MCCAMMON: You write that the Republican Party is, quote, "too compromised by extremists to be trusted with political power any time soon." What does that mean for the party?

VANDERBROUK: I think that what it means is that there are some very difficult choices for people like me and others who called the Republican Party home for many years. We have to decide whether it's more important to be within the party trying to reform it or whether it's better to be on the outside saying we need to deprive it of power and influence.

MCCAMMON: And how are you thinking about that? I mean, what is your thought process?

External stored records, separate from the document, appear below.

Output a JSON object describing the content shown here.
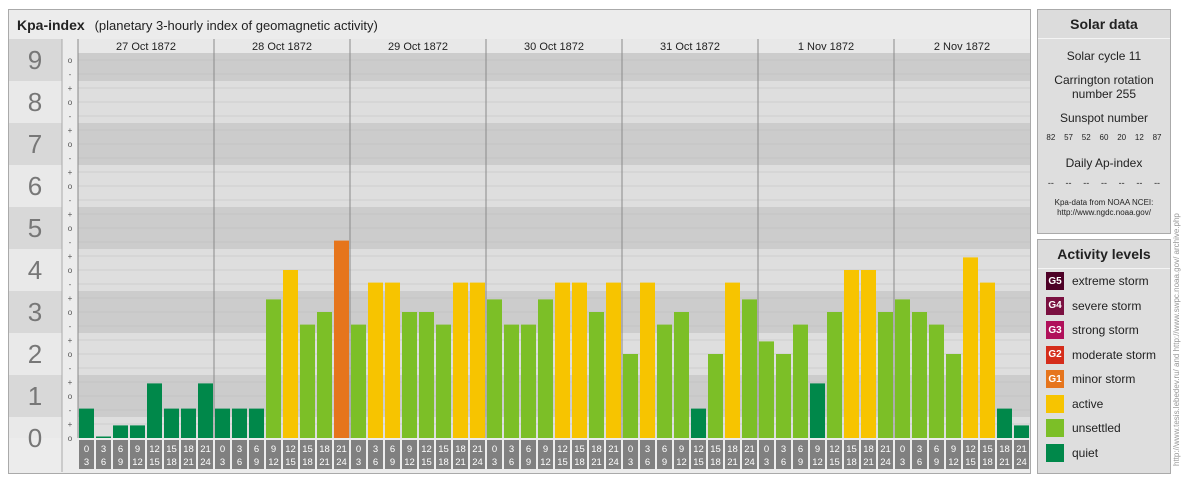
{
  "title": "Kpa-index",
  "subtitle": "(planetary 3-hourly index of geomagnetic activity)",
  "solar": {
    "title": "Solar data",
    "cycle": "Solar cycle 11",
    "carrington": "Carrington rotation number 255",
    "sunspot_title": "Sunspot number",
    "sunspot_values": [
      "82",
      "57",
      "52",
      "60",
      "20",
      "12",
      "87"
    ],
    "ap_title": "Daily Ap-index",
    "ap_values": [
      "--",
      "--",
      "--",
      "--",
      "--",
      "--",
      "--"
    ],
    "source_line1": "Kpa-data from NOAA NCEI:",
    "source_line2": "http://www.ngdc.noaa.gov/"
  },
  "levels": {
    "title": "Activity levels",
    "items": [
      {
        "badge": "G5",
        "label": "extreme storm",
        "color": "#4d0026"
      },
      {
        "badge": "G4",
        "label": "severe storm",
        "color": "#7a1040"
      },
      {
        "badge": "G3",
        "label": "strong storm",
        "color": "#b0105a"
      },
      {
        "badge": "G2",
        "label": "moderate storm",
        "color": "#d52d1b"
      },
      {
        "badge": "G1",
        "label": "minor storm",
        "color": "#e6751c"
      },
      {
        "badge": "",
        "label": "active",
        "color": "#f7c400"
      },
      {
        "badge": "",
        "label": "unsettled",
        "color": "#7cbf27"
      },
      {
        "badge": "",
        "label": "quiet",
        "color": "#00884a"
      }
    ]
  },
  "credit": "http://www.tesis.lebedev.ru/ and http://www.swpc.noaa.gov/ archive.php",
  "chart_data": {
    "type": "bar",
    "title": "Kpa-index",
    "subtitle": "(planetary 3-hourly index of geomagnetic activity)",
    "ylim": [
      0,
      9
    ],
    "y_ticks": [
      "0",
      "1",
      "2",
      "3",
      "4",
      "5",
      "6",
      "7",
      "8",
      "9"
    ],
    "y_subticks": [
      "-",
      "o",
      "+"
    ],
    "days": [
      "27 Oct 1872",
      "28 Oct 1872",
      "29 Oct 1872",
      "30 Oct 1872",
      "31 Oct 1872",
      "1 Nov 1872",
      "2 Nov 1872"
    ],
    "interval_start": [
      "0",
      "3",
      "6",
      "9",
      "12",
      "15",
      "18",
      "21"
    ],
    "interval_end": [
      "3",
      "6",
      "9",
      "12",
      "15",
      "18",
      "21",
      "24"
    ],
    "values": [
      [
        0.7,
        0.0,
        0.3,
        0.3,
        1.3,
        0.7,
        0.7,
        1.3
      ],
      [
        0.7,
        0.7,
        0.7,
        3.3,
        4.0,
        2.7,
        3.0,
        4.7
      ],
      [
        2.7,
        3.7,
        3.7,
        3.0,
        3.0,
        2.7,
        3.7,
        3.7
      ],
      [
        3.3,
        2.7,
        2.7,
        3.3,
        3.7,
        3.7,
        3.0,
        3.7
      ],
      [
        2.0,
        3.7,
        2.7,
        3.0,
        0.7,
        2.0,
        3.7,
        3.3
      ],
      [
        2.3,
        2.0,
        2.7,
        1.3,
        3.0,
        4.0,
        4.0,
        3.0
      ],
      [
        3.3,
        3.0,
        2.7,
        2.0,
        4.3,
        3.7,
        0.7,
        0.3
      ]
    ],
    "colors": {
      "quiet": "#00884a",
      "unsettled": "#7cbf27",
      "active": "#f7c400",
      "minor_storm": "#e6751c"
    }
  }
}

VANDERBROUK: You know, I think that for me, it's liberating to be outside of the party because I can say certain things, and I can be much more broad in some of my criticisms. But I also look at people within the party like a Mitt Romney or an Adam Kinzinger who are trying to reform it, and I'm very much supporting them because I think that within the party they can have an influence that people outside the party don't have.

For instance, if Mitt Romney says that he's open to impeaching and convicting Donald Trump, it's difficult to say that he's doing the bidding of Chuck Schumer, that he is some sort of left-wing puppet. So if he were to leave the party, I think that we would lose a powerful voice for reforming it. But I think that when you look back and you say, is it easier to be a supporter of Mitt Romney or is it easier to be a supporter of Marjorie Taylor Greene and the QAnon conspiracy theory? And I think that right now, the unfortunate lesson is, is that it's much easier to be a Republican and someone who courts and supports extremists these days. And I think that that should be very troubling to anyone who considers themselves conservative or, frankly, just to all Americans.

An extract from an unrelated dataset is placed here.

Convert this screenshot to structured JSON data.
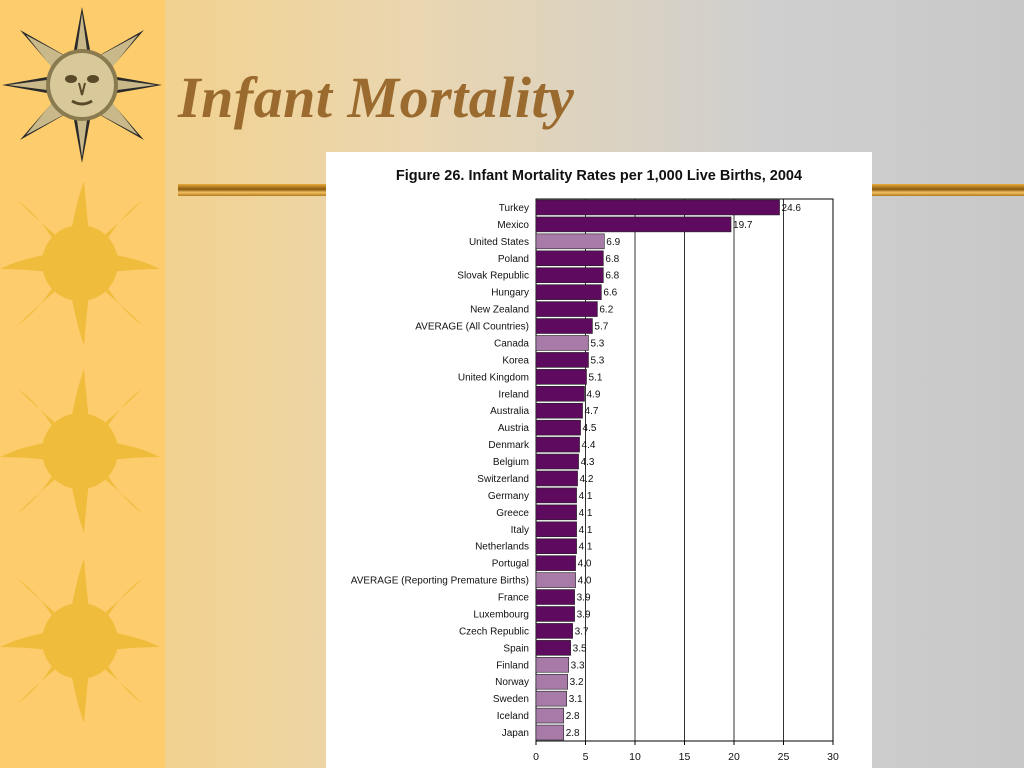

MCCAMMON: There are 74 million Americans who voted for Donald Trump. According to NPR's polling and others, a large majority of them believe Trump's lie, that he won the election, that that it was stolen. What does that mean for them and for how the country moves forward?

VANDERBROUK: I think it's a very difficult road ahead to kind of deradicalize very large segments of the Republican base. And that's going to be a generational project. You know, look. I think that we can look back to the wisdom of the founders in this, where the founders recognized the dangers of political faction, where you have a very large minority that believes in authoritarianism. That's a scary thing for a political movement. The founders saw that the majority Republican principle is something that would be a cure for that. So I think that we just need to hold fast to our beliefs in representative democracy, and we have to stand firm.

I don't believe that simply because 74 million believes something that is objectively wrong, that that's enough of a reason to - OK, we'll meet them halfway. Conservatism used to be about standing athwart these very large movements and if you believe that they go against our principles to yell, stop. And I'm hoping more conservatives will see the wisdom in that.

MCCAMMON: Christian Vanderbrouk, thanks so much.